Conditions Right for Delay in Minimum Wage Increase

The 2016 legislation setting up the schedule to increase the minimum wage, SB 3 (Leno; D-San Francisco), enabled the Governor to postpone by a year any of the annual step increases in the event of a major economic recession or state budget crisis.

Sponsors of the bill touted this temporary offramp as an improvement upon the then-proposed minimum wage increase ballot measure. Including the offramp likely made the difference in the bill’s passage.

Criteria for Postponing Increase

The purpose of assessing the economy, in the words of the statute, is “to ensure that economic conditions can support a minimum wage increase.” This is how the assessment works:

• Is total seasonally adjusted nonfarm employment in June 2020 less than in March 2020,

or

• Is total seasonally adjusted nonfarm employment in June 2020 less than in December 2019,

and

• Are retail sales and use tax revenues for 2019–20 less than those revenues for 2018–19?

Current state conditions translate to checkmarks for all three criteria. The most conspicuous characteristics of this recession are massive unemployment and crashing retail sales.

The minimum wage law is designed with economic sensitivity; if postponement is not indicated under this dire economic circumstance, then just when would this offramp apply?
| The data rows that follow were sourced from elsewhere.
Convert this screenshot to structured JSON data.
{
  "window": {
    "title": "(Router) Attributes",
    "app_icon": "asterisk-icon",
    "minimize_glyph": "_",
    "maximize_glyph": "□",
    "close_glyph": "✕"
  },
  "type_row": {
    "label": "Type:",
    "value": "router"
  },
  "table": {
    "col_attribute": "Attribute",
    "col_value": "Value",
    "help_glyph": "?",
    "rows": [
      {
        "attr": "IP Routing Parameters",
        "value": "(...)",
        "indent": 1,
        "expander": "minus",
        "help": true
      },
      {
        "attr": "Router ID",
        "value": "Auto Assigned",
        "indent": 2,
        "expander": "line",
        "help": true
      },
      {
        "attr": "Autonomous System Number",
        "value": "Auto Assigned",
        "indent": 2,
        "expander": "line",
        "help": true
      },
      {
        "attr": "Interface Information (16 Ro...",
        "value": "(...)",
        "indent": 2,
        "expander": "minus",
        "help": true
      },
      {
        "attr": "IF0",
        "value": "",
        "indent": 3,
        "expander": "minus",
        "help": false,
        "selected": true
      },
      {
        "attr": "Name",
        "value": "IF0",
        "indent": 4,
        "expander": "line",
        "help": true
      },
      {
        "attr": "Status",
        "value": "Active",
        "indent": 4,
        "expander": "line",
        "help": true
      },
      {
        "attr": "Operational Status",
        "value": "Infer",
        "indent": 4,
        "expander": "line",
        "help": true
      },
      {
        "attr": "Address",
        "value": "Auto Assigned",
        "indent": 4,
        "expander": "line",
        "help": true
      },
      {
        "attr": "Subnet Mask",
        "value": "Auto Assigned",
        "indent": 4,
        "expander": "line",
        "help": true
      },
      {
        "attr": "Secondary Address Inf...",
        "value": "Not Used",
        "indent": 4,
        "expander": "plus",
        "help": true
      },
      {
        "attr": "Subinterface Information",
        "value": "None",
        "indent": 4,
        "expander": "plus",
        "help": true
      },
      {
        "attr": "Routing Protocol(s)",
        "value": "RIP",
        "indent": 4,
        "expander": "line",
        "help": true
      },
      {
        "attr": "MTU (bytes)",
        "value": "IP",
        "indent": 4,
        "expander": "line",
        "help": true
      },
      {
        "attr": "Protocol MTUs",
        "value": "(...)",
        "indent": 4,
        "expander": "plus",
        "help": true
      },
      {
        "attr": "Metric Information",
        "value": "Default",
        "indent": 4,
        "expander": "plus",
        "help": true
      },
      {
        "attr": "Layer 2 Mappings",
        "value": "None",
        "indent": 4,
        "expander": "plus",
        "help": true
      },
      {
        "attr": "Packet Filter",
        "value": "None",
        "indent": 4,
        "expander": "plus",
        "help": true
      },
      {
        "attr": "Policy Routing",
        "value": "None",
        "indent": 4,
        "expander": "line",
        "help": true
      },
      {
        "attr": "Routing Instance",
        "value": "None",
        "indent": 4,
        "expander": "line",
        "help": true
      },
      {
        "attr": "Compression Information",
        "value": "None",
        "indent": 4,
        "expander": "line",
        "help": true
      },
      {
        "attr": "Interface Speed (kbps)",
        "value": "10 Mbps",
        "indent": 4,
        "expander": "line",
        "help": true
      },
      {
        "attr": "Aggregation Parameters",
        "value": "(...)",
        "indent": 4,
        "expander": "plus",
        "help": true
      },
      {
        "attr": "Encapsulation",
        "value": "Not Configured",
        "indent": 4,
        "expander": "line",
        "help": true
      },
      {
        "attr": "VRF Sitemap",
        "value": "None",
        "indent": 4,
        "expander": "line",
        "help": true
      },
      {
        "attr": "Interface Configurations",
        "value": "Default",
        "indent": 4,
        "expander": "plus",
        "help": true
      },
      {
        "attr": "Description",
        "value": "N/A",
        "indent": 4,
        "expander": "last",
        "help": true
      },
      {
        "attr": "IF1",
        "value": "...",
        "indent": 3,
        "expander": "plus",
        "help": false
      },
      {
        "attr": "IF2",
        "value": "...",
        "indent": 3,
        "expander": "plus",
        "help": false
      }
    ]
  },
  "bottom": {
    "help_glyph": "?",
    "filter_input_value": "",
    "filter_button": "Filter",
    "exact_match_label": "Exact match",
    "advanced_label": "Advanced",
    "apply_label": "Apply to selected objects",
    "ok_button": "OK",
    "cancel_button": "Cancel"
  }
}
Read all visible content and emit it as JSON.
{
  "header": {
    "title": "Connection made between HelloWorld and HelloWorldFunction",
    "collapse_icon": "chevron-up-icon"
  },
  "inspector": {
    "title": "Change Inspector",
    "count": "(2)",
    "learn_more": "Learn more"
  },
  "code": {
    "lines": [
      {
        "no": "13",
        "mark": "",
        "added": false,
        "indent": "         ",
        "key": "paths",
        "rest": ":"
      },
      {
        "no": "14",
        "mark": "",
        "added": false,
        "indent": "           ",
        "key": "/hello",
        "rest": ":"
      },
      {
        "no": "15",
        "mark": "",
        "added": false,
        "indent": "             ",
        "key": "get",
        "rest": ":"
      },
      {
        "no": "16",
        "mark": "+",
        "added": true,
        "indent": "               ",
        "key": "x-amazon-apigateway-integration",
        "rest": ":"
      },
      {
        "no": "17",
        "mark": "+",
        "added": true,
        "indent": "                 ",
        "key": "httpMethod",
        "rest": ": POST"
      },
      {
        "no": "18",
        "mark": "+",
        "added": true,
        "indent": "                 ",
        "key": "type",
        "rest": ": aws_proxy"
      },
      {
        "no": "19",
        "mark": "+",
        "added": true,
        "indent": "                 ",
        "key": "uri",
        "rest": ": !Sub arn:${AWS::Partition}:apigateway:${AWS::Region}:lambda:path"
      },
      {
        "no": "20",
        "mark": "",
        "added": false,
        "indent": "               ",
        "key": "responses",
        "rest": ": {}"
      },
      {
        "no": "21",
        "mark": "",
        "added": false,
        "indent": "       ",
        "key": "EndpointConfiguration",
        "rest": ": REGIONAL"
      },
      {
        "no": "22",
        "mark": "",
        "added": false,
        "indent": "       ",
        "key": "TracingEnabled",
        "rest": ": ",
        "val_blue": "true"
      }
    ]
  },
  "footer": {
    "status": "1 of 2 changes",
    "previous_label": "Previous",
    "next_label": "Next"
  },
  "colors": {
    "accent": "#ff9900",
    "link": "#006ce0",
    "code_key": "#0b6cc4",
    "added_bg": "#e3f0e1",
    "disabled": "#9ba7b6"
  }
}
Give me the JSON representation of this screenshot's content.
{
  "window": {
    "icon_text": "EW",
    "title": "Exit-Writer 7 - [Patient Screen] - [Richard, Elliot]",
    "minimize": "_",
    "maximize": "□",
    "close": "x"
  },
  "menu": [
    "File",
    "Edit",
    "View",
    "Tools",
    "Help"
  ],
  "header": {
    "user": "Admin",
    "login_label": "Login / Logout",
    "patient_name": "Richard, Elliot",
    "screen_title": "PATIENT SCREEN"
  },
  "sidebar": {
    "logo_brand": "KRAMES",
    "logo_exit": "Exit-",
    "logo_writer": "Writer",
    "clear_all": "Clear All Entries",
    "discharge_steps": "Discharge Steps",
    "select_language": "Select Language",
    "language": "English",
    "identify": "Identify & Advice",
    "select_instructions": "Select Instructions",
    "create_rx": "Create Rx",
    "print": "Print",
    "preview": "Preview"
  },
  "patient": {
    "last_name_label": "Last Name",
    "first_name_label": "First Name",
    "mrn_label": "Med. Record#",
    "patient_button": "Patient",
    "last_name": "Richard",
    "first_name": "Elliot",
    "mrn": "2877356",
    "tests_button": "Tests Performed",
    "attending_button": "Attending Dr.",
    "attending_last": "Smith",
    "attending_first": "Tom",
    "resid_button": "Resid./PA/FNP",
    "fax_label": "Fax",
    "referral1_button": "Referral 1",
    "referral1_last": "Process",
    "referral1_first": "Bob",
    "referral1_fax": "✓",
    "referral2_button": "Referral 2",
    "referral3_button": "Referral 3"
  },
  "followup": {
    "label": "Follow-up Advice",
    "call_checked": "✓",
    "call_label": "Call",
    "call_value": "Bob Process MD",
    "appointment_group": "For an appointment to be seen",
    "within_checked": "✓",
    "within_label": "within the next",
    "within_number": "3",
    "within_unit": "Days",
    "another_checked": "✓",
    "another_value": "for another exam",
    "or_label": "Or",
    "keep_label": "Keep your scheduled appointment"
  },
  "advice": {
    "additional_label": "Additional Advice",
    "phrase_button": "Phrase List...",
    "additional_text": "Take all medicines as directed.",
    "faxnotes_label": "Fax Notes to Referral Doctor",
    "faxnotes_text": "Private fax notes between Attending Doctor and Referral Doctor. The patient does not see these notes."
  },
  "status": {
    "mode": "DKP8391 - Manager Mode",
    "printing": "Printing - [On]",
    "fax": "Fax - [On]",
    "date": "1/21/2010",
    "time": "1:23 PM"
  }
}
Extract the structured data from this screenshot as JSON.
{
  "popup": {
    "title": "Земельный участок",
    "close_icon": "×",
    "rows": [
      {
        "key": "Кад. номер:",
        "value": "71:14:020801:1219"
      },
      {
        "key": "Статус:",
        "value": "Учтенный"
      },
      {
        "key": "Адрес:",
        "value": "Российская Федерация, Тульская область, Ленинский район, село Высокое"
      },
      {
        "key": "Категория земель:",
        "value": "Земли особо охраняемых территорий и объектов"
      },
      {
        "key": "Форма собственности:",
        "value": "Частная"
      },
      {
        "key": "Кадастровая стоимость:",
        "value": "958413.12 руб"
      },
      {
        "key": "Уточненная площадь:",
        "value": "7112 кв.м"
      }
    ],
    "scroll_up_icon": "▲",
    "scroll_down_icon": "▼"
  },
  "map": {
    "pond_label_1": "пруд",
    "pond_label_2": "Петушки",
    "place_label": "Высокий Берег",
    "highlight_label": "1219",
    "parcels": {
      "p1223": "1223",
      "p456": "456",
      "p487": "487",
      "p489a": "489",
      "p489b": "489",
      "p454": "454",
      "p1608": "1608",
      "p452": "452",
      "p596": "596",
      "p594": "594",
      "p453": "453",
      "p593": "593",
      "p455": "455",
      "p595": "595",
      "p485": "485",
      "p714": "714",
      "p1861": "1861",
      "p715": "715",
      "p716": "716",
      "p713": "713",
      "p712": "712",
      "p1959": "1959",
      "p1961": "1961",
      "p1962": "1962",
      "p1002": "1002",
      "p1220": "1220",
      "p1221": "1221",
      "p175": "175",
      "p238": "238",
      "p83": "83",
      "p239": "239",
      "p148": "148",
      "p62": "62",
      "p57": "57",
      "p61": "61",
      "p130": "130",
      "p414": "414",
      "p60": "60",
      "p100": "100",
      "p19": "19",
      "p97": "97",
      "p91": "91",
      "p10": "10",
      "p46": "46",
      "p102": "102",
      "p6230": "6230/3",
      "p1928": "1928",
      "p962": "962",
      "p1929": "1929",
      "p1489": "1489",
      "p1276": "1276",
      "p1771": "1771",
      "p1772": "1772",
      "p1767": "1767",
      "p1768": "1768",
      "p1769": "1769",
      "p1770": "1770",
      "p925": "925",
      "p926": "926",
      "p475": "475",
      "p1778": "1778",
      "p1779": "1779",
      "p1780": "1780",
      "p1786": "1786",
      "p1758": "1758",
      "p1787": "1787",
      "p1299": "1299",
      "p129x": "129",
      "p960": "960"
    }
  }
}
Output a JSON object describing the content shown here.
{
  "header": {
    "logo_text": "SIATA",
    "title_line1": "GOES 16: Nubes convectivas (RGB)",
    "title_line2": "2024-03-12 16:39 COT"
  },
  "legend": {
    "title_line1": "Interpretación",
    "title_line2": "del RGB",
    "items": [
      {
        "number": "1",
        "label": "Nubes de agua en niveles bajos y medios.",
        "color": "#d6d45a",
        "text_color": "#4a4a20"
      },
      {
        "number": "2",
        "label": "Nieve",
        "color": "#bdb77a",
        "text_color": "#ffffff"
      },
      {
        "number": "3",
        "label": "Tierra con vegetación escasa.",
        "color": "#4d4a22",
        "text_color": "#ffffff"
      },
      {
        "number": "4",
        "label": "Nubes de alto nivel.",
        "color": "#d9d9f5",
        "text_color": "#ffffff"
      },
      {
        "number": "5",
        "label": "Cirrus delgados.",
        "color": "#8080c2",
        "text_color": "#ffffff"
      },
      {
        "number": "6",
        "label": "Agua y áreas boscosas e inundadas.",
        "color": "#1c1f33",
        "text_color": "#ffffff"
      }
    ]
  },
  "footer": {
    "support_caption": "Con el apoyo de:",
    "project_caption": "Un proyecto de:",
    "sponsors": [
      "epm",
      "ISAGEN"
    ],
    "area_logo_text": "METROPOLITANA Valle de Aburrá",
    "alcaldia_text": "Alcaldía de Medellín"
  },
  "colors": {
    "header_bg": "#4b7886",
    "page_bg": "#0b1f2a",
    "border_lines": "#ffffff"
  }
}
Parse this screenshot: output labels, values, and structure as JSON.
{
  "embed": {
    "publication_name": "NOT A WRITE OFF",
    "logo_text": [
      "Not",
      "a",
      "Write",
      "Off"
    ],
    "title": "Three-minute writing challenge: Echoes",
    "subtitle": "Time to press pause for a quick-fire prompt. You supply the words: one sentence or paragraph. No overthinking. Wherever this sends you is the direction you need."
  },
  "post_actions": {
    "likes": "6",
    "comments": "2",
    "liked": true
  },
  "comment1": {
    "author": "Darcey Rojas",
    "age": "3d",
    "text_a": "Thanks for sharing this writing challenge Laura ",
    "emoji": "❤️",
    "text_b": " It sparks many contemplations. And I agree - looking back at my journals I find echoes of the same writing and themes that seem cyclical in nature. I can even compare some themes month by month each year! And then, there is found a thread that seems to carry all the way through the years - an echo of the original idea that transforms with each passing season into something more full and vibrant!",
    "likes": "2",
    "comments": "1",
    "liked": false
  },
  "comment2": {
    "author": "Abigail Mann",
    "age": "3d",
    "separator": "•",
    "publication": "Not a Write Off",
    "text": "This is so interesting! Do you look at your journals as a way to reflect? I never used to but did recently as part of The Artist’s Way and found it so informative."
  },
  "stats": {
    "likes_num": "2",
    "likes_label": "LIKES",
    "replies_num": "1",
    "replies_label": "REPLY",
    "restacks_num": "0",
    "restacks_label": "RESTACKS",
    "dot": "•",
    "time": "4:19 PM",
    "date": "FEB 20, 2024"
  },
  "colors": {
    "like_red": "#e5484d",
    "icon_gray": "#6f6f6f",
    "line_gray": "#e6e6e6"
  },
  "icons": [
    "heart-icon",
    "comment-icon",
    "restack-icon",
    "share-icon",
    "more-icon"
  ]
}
The Governor has an opportunity by August 1 to help some of the most distressed businesses get back on their feet and rehire their workers by using his existing authority to postpone for one year the automatic increase in the minimum wage.

A fiscal analysis from the Department of Finance is expected at the end of this month. If the analysis concludes that economic conditions allow for suspension, then the Governor would be justified in using his authority to postpone the 2021 increase in the minimum wage until 2022. The jobs of thousands of low wage workers may hang in the balance.